At a twelve-person title agency, there is a workbook called MASTER_v4_USE_THIS_ONE.xlsx.
It lives on one person's desktop. It has eleven tabs, four of which are hidden. It contains a macro that somebody's brother-in-law wrote in 2021 and that no one has been able to modify since. It pulls a list of files, checks them against the recording status, flags the ones that are aging, and produces the Monday morning list that the whole office actually runs on.
It is not in the software you pay for. It is not in the process documentation. It is not on any org chart. And if the woman who maintains it took a two-week vacation, the agency would feel it by Wednesday.
Every company we walk into has one of these. Usually several. And they are, without exaggeration, the most valuable strategic asset in the building — not because they're good, but because of what they tell you.
Shadow automation is a map of your pain
Nobody builds a duct-taped spreadsheet for fun. Every one of them exists because a person hit a wall between what the business needed and what the systems could do, and rather than escalating, they solved it themselves on a Tuesday night.
Which means each one is a marker.
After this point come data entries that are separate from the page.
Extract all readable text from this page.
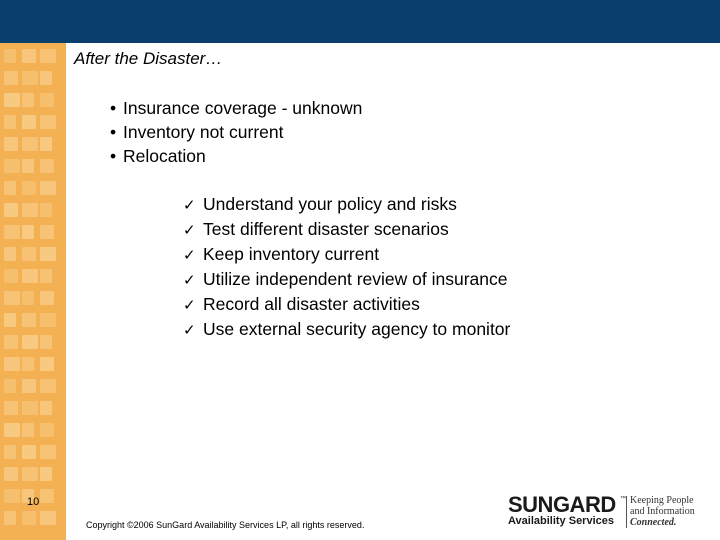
After the Disaster…
• Insurance coverage - unknown
• Inventory not current
• Relocation
✓ Understand your policy and risks
✓ Test different disaster scenarios
✓ Keep inventory current
✓ Utilize independent review of insurance
✓ Record all disaster activities
✓ Use external security agency to monitor
10
Copyright ©2006 SunGard Availability Services LP, all rights reserved.
SUNGARD
Availability Services
™ Keeping People
and Information
Connected.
Somebody, at some point, was in enough pain to build a workaround on their own time. That is a signal you paid nothing for and that no consultant could have generated, and most owners have never once gone looking for it.
So go looking. Ask a simple, non-threatening question at your next team meeting: what have you built for yourself to make your job work? Not "what's broken" — people are diplomatic about what's broken. Ask what they've built. The spreadsheets, the Zapier chain, the folder of email templates, the checklist in their notes app, the text macro, the Access database from 2014 that finance still depends on.
Write them all down. That list is your automation roadmap, and it cost you fifteen minutes.
Why it beats any roadmap you'd build top-down
Three reasons, and they're all about risk.
The workflow is validated. If someone built a workaround and kept using it for two years, the pain is real and durable. You are not guessing at demand. You are looking at revealed preference.
The logic already exists. The hardest part of automating a process is usually extracting the rules — the exceptions, the edge cases, the "well, unless it's a cash deal, then we skip that step." In a shadow spreadsheet, that logic has already been written down, painfully, by someone who understood it. It's ugly, but it's there. You're not designing a process. You're upgrading one.
And the adoption problem is pre-solved. The single biggest reason automation fails at small companies is that nobody uses it. But if you rebuild the thing your team already built for themselves — properly, so it doesn't break, so it doesn't live on one laptop, so it doesn't die when she goes to Cabo — you are not asking anyone to change their behavior. You're removing the thing they hate about the behavior they already have.
That is a much, much easier sale than a new platform.
The conversation to have carefully
There's a delicate thing here and it's worth naming.
Some people will be nervous to show you their spreadsheet. They may feel that it exposes them — that they've been doing something unsanctioned, or that if you see how the sausage is made you'll take it away from them, or worse, that automating it means automating them.
Get ahead of that, out loud. The message is simple and it has the advantage of being true: you built a tool to survive a bad process, and instead of asking you to keep maintaining it forever, we're going to build the real version so you never have to think about it again. Nobody is losing a job because they were resourceful. That would be an extraordinary thing for a company to punish.
And then follow through, which means being explicit about what she does with the reclaimed time. In the title agency's case, the woman with the workbook is the one with eleven years of underwriting instinct — the one who can look at a chain of title and feel that something is off before she can articulate why. That instinct is worth vastly more than her ability to maintain a macro. She should be curing title issues, training the newer closers, and being the person the agents call when it's complicated.
She should not be spending Sunday night patching a spreadsheet because a column header changed.
Start here, not with a strategy
There's a version of the AI conversation that begins with a strategy offsite, a maturity model, and a two-year roadmap. It produces a beautiful deck and, in a twelve-person company, roughly nothing.
Here's the alternative. Find the shadow tools. Price the workflows underneath them. Rebuild the top one or two properly, with the person who built them in the room. Ship in weeks, not quarters. Measure the hours back.
The strategy will emerge from that, and it'll be a better strategy than the offsite would have produced, because it'll be made of things that are actually true about how your company works.
Your team has already told you where the problems are. They just told you in Excel.